GNOME Bugzilla – Bug 615696
Shaders using GLSL 1.20 without #version.
Last modified: 2010-05-11 09:21:53 UTC
After integrating the gst-plugins-gl shaders into piglit for regular parse testing on Mesa, I found that 3 of them don't compile because they use GLSL 1.20 features (array constructors) without declaring #version 120. The 1.30 spec is quite clear that without #version, then 1.10 is the version parsed. Current Mesa and the next Mesa GLSL parser both reject this code. It's easy to avoid the 1.20 requirement by expanding the array setup. I implemented this fix, plus several improvements to gstglfilterblur's implementation, in git://people.freedesktop.org/~anholt/gst-plugins-gl
Hey Eric, Thanks for looking at this, having a compiler developer check the shaders is a lot better than just guessing what could have happened by looking at the result (when I wrote the shaders mesa glsl stuff was pretty young and bleeding edge). About blur and laplacian, I thought I had ported them to use the fragment sources in gst/gl/effects/gstgleffectssources.c. If you look at the convolution fragments there, the #version 120 requirement had already been removed together with array constructors. The kernel[i] != 0 thing was meant to be used in a generic convolution source, as a little optimization, as I thought avoiding a texture lookup could be worth some extra comparison. Same for norm_offset in blur shaders, they were meant to be as generic as possible. Now the question is: is the current approach with all the shaders in one file the best one? this implies, is it better to optimize blur and laplacian for their particular kernels, remove offsets, remove != 0 comparisons, or just to port them to the generic unoptimized convolution sources in effectssources.c? It was done this way because most of the shaders are shared between at least a couple of effects, sometimes with different parameters and I thought it was worth having everything in one place instead of duplicating code (apparently I forgot about filterblur and filterlaplacian, though).
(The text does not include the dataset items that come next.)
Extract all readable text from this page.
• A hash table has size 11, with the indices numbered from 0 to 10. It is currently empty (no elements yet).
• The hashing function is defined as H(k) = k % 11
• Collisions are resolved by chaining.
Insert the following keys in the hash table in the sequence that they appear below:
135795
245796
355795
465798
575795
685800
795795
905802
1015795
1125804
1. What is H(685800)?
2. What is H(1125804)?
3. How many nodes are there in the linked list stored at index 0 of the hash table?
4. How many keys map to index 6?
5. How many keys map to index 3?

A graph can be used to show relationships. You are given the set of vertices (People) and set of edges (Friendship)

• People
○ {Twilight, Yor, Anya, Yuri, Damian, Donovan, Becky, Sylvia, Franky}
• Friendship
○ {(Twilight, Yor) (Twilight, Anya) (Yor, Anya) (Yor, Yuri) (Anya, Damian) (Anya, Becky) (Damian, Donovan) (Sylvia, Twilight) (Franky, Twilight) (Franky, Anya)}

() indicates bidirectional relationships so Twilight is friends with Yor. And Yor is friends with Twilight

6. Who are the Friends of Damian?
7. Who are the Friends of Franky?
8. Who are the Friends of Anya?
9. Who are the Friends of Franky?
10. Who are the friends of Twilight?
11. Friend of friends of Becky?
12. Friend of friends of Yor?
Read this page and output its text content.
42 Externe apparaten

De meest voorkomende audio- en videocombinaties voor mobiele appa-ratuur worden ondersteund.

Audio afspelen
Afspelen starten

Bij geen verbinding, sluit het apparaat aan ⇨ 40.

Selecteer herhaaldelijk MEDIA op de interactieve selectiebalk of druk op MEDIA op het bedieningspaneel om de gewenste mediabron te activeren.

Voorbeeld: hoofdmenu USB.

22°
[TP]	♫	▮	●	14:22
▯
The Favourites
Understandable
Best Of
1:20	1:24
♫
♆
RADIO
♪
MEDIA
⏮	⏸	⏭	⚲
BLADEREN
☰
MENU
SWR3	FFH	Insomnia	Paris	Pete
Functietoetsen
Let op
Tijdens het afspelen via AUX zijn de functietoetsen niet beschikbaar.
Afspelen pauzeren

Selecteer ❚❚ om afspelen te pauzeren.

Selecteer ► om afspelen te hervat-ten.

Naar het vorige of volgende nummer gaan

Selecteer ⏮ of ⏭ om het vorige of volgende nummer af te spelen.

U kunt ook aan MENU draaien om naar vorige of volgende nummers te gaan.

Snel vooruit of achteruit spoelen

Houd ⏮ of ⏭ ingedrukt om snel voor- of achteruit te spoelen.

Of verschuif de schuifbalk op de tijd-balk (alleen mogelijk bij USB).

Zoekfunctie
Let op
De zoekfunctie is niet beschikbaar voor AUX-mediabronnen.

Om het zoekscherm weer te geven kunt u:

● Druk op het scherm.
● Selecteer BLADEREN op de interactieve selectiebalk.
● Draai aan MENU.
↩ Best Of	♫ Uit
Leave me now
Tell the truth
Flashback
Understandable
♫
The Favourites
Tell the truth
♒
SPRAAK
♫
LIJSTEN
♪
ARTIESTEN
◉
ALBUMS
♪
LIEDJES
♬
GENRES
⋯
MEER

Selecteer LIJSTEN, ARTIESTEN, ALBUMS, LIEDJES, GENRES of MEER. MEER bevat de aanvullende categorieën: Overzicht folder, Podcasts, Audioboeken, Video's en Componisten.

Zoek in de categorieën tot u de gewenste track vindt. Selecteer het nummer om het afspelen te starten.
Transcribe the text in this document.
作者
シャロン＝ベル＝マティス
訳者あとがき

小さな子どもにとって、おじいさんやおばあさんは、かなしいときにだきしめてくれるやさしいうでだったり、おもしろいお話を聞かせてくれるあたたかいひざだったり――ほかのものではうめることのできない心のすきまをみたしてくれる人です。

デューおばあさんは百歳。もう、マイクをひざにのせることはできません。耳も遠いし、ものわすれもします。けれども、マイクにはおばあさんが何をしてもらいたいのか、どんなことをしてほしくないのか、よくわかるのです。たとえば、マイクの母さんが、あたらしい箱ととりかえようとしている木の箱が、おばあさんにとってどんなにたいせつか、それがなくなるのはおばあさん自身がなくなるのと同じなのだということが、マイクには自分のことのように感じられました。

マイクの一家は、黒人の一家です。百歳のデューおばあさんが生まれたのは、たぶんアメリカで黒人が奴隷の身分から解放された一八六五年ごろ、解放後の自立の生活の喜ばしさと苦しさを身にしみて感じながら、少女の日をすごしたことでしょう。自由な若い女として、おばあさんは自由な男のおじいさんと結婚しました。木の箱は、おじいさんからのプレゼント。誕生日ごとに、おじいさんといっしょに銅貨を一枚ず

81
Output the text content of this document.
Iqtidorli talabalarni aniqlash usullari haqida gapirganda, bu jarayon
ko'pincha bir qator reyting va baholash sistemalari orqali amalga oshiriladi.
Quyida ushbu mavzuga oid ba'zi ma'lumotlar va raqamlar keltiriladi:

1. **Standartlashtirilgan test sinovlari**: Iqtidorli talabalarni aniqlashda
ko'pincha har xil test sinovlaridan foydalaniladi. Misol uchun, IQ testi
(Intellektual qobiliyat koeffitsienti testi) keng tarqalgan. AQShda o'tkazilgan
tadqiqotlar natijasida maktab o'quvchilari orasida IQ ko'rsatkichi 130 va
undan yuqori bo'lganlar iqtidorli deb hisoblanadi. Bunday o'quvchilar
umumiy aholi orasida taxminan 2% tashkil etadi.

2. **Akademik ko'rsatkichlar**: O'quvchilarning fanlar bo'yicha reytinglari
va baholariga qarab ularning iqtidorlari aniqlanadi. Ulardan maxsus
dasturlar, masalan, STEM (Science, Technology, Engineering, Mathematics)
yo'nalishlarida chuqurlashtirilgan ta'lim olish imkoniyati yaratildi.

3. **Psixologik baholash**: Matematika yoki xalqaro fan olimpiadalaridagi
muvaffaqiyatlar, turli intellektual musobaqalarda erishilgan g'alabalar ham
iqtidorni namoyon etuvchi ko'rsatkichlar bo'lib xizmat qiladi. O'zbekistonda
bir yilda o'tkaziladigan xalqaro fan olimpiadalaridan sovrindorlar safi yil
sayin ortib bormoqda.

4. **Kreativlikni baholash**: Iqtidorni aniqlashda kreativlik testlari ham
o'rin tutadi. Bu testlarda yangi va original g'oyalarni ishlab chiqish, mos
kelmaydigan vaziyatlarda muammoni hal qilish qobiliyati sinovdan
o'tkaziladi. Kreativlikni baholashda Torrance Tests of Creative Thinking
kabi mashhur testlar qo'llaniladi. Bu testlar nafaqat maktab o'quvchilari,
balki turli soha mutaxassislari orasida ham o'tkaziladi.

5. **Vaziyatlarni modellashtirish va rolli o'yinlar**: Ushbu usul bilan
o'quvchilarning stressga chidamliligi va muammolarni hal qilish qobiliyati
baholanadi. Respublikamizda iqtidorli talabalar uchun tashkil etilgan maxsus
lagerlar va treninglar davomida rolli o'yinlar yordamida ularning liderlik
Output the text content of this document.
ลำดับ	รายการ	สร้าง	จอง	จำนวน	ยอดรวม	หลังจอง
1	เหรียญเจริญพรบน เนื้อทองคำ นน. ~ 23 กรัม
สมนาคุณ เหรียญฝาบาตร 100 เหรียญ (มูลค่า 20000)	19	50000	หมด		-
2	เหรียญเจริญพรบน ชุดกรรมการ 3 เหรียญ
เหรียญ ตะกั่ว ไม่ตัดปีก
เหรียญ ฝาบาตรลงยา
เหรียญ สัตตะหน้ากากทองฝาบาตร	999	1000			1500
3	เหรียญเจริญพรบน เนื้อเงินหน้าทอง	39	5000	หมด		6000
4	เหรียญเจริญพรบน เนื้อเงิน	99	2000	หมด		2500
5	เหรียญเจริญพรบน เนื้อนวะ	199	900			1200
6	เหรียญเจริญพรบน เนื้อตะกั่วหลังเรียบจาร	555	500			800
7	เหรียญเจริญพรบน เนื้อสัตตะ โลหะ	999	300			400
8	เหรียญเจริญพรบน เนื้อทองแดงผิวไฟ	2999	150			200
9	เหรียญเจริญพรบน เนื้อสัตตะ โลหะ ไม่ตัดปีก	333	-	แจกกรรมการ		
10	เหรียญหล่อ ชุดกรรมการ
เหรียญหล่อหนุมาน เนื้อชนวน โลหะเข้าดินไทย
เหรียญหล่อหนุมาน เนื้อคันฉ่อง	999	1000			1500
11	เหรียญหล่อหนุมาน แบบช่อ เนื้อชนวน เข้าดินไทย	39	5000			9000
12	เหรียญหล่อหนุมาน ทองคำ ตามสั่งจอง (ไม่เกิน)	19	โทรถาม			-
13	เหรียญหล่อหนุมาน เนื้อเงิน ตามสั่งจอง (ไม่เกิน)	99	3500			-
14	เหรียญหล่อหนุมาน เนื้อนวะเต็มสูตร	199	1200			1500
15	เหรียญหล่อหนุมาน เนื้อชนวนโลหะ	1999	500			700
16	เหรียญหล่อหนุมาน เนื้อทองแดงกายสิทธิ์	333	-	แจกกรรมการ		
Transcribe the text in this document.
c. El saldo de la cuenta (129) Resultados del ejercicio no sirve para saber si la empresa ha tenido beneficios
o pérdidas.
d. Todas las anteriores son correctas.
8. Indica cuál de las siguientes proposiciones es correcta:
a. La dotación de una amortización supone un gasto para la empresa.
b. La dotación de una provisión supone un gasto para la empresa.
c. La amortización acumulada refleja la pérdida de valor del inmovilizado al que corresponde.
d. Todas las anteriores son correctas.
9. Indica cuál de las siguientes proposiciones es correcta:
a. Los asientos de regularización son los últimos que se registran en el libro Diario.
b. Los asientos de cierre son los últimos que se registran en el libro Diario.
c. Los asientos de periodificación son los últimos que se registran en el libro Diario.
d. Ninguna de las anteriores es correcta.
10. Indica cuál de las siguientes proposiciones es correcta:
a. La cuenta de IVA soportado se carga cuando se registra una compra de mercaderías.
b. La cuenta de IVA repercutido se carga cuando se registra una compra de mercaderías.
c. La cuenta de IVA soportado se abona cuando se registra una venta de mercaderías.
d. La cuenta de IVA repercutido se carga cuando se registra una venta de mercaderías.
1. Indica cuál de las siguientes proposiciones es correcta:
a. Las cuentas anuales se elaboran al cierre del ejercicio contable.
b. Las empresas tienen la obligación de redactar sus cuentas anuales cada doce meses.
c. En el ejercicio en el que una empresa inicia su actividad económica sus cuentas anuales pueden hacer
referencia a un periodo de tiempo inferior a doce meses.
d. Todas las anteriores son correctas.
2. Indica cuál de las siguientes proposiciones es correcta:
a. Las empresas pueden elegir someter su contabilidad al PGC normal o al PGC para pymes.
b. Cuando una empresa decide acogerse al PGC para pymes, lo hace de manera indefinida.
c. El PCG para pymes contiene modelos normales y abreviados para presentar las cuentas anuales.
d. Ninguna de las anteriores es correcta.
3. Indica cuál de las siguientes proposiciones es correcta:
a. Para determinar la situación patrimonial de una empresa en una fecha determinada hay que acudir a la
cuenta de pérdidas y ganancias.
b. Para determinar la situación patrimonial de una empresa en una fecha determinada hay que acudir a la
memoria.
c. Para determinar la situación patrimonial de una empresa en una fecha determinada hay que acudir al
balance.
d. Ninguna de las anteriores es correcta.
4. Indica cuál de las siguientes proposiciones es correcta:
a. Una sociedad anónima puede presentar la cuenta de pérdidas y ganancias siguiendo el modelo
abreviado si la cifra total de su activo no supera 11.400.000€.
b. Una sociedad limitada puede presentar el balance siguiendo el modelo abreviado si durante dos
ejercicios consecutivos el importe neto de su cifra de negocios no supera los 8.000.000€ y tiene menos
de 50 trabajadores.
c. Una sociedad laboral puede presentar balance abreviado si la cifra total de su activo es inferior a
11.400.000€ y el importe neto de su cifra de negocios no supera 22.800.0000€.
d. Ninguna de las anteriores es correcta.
I don't know how to test performance using gst-launch, but I suspect there was a big impact from making these changes. The 965+ takes about a 30% speed hit if there is conditional execution. The current Mesa compiler doesn't turn your conditionals into unconditional execution with conditional moves to avoid that, and pre-965 we can't do conditional execution at all. The loops are getting unrolled, though, and the arrays turned into scalars (loops are so painful to hardware that Mesa will unroll just about anything you hand it. The one piece of real world code I've seen that doesn't get unrolled also doesn't execute correctly!) Texture fetches do call out to the shared texture fetch unit, but given the locality of access, the latency of it should be pretty decent. Probably comparable with the cost of doing the divide I optimized out. Do you expect the convolution kernels to change over time? If not, then you could bake the constants in your shader sources at compile time instead of using uniforms, which would give the compiler the chance to do all the optimizations I was doing by hand.
On my Ironlake laptop, the gstfilterblur changes took this pipeline: gst-launch videotestsrc num-buffers=500 ! glupload ! glfilterblur ! glimagesink sync=false from 10.7 seconds wall time to 3.6 seconds.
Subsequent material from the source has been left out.